The first goal of the GENECLOCKS project is to develop methods. Methods that systematically extract information on the pattern and timing of genomic evolution by explaining differences between gene trees. These methods will allow us to, for the first time, reconstruct a dated tree of life from genome-scale data. We use parallel programming and computer science algorithms to maximize the number of genomes analyzed.

The second goal of the GENECLOCKS project is to apply these methods to open problems.
"We have developed and applied probabilistic algorithms that can compare DNA sequences from different species and, for example, assess how likely it is that the differences between them are the result of gene transfers, duplications or deletions.
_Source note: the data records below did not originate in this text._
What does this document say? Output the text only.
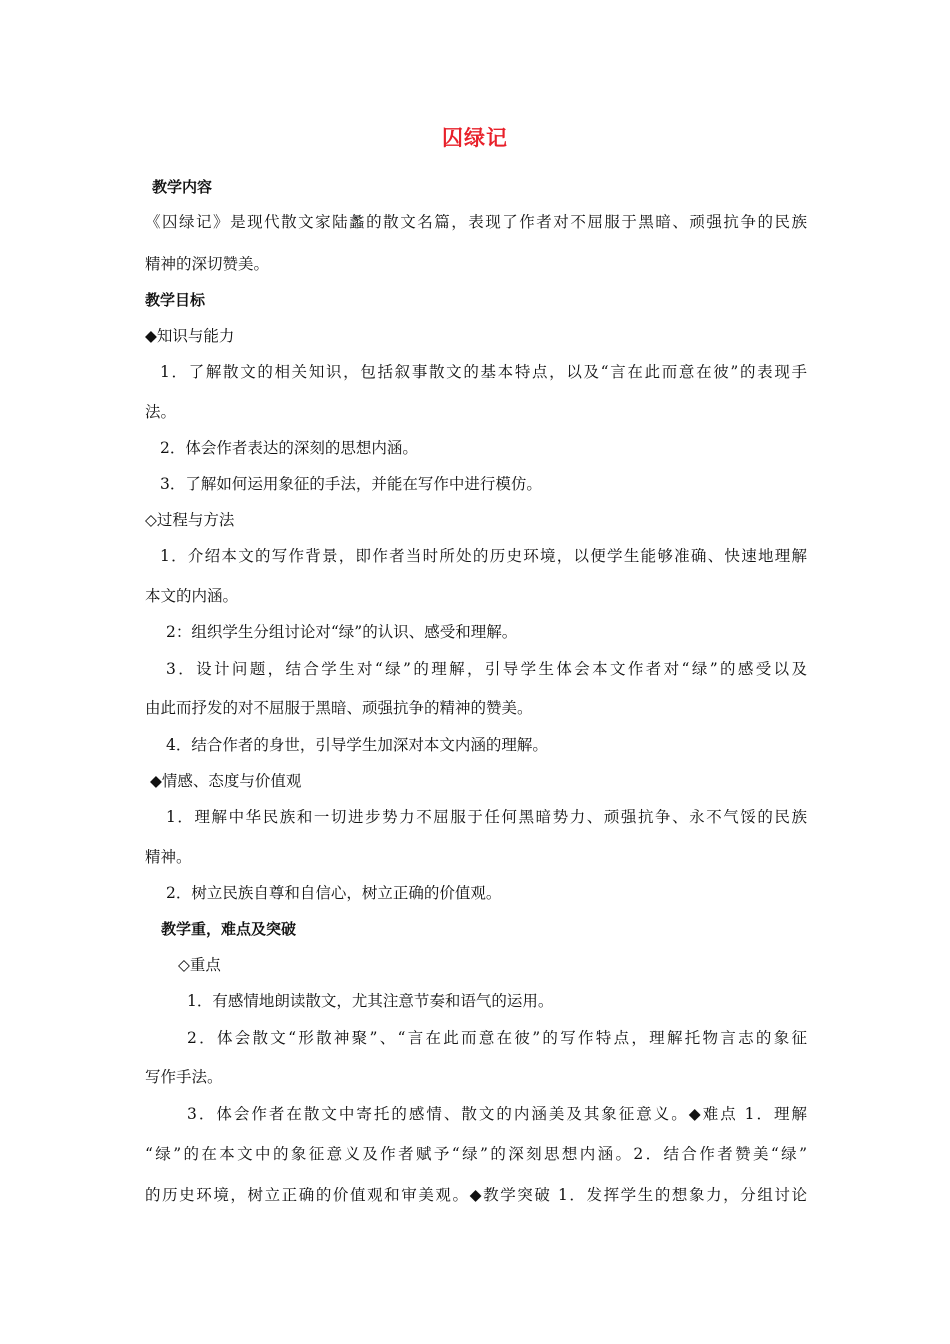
囚绿记
教学内容
《囚绿记》是现代散文家陆蠡的散文名篇，表现了作者对不屈服于黑暗、顽强抗争的民族
精神的深切赞美。
教学目标
◆知识与能力
1．了解散文的相关知识，包括叙事散文的基本特点，以及“言在此而意在彼”的表现手
法。
2．体会作者表达的深刻的思想内涵。
3．了解如何运用象征的手法，并能在写作中进行模仿。
◇过程与方法
1．介绍本文的写作背景，即作者当时所处的历史环境，以便学生能够准确、快速地理解
本文的内涵。
2：组织学生分组讨论对“绿”的认识、感受和理解。
3．设计问题，结合学生对“绿”的理解，引导学生体会本文作者对“绿”的感受以及
由此而抒发的对不屈服于黑暗、顽强抗争的精神的赞美。
4．结合作者的身世，引导学生加深对本文内涵的理解。
◆情感、态度与价值观
1．理解中华民族和一切进步势力不屈服于任何黑暗势力、顽强抗争、永不气馁的民族
精神。
2．树立民族自尊和自信心，树立正确的价值观。
教学重，难点及突破
◇重点
1．有感情地朗读散文，尤其注意节奏和语气的运用。
2．体会散文“形散神聚”、“言在此而意在彼”的写作特点，理解托物言志的象征
写作手法。
3．体会作者在散文中寄托的感情、散文的内涵美及其象征意义。◆难点 1．理解
“绿”的在本文中的象征意义及作者赋予“绿”的深刻思想内涵。2．结合作者赞美“绿”
的历史环境，树立正确的价值观和审美观。◆教学突破 1．发挥学生的想象力，分组讨论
Finding transfers is a particularly useful exercise because it logically reconstructs what family relationships are possible: For any given transfer, the ancestors of the gene donor must be older than the descendants of the recipient. By pinpointing many such transfers we can sort out the relative order of speciation involved.

In our 2018 publication ""Gene Transfers can date the Tree of Life"" we applied our method to thousands of gene families from a diverse set of organisms: 40 species of the oxygen-producing photosynthetic bacteria called cyanobacteria, 60 species of single-celled microorganisms called archaea, and 60 species of fungi.
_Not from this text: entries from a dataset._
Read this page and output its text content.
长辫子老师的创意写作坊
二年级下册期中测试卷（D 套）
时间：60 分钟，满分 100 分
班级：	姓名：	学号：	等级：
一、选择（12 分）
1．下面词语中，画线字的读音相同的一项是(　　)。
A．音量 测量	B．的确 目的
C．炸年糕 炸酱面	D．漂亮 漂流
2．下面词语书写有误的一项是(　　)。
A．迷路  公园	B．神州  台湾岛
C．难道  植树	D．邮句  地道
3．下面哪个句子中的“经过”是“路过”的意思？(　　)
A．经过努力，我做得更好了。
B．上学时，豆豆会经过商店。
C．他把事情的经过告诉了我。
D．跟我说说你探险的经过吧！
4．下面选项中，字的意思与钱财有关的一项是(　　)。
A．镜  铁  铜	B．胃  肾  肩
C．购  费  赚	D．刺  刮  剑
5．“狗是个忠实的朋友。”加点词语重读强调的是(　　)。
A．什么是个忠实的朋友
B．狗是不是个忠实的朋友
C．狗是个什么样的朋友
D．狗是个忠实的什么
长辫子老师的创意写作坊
For more details download our publication from here: http://rdcu.be/KrjA and see the article ""Chronological Clues to Life’s Early History Lurk in Gene Transfers"" describing it in Quanata Magazine: https://www.quantamagazine.org/chronological-clues-to-lifes-early-history-lurk-in-gene-transfers-20180424/

As shown in the attached figure, one of the dates we were able to better resolve was the emergence of the Asgard group of Archaea, which we believe gave rise to the Eukaryotes from pine trees to human beings.
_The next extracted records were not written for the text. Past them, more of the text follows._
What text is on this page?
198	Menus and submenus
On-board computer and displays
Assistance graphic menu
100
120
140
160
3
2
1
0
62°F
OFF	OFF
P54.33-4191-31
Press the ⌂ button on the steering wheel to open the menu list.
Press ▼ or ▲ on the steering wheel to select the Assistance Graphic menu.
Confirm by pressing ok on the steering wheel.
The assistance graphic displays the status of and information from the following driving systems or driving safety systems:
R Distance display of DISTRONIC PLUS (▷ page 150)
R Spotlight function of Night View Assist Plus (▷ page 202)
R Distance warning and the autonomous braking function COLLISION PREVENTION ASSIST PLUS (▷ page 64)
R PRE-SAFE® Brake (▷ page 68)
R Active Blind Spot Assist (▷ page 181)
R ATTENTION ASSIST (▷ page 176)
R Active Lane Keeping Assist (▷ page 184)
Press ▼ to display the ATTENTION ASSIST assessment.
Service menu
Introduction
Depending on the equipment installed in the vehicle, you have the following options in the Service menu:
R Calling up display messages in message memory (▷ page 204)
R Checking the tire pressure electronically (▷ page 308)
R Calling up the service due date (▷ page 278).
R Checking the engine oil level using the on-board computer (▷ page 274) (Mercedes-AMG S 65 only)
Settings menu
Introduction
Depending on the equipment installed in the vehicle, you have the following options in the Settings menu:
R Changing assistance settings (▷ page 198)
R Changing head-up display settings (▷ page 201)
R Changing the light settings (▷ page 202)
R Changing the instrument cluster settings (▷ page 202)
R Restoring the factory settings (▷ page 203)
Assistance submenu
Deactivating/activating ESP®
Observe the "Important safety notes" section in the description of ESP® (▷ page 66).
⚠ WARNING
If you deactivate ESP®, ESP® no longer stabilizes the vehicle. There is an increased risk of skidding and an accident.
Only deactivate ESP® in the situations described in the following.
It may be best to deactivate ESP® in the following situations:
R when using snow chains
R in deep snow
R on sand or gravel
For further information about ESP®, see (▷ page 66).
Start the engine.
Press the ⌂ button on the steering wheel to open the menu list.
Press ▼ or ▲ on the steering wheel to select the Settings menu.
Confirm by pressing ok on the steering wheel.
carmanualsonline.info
We also published two important papers in collaboration with Tom Willimas at the University of Bristol that help to resolve the evolutionary history of Archeae and the position of Eukaryotes among them. In our paper published in PNAS ( https://www.pnas.org/content/114/23/E4602 ) we applied a new approach that harnesses the information in patterns of gene family evolution to find the root of the archaeal tree and to resolve the metabolism of the earliest archaeal cells, which lived over 3 billion years age. Our approach robustly distinguished between published rooting hypotheses, suggested that the first Archaea were anaerobes that may have fixed carbon via the Wood–Ljungdahl pathway, and quantifies the cumulative impact of the horizontal transfer on archaeal genome evolution. In a second paper (https://www.nature.com/articles/s41559-019-1040-x) we showed that eukaryotes consistently originate from within the archaea in a two-domains tree when due consideration is given to the fit between model and data. Our analyses support a close relationship between eukaryotes and Asgard archaea and identify the Heimdallarchaeota as the current best candidate for the closest archaeal relatives of the eukaryotic nuclear lineage.

We also developed and made available GeneRax (https://github.com/BenoitMorel/GeneRax) a parallel tool for species tree-aware maximum likelihood-based gene tree inference under gene duplication, transfer, and loss. It infers gene trees from their aligned sequences, the mapping between genes and species, and a rooted updated species tree."
Develop and use novel methods that extract bona fide conflict among gene trees and interpret them in biological terms. Use these methods to exploit this novel source of information and hence offer a great hope to resolve issues that have been left pending by traditional methods.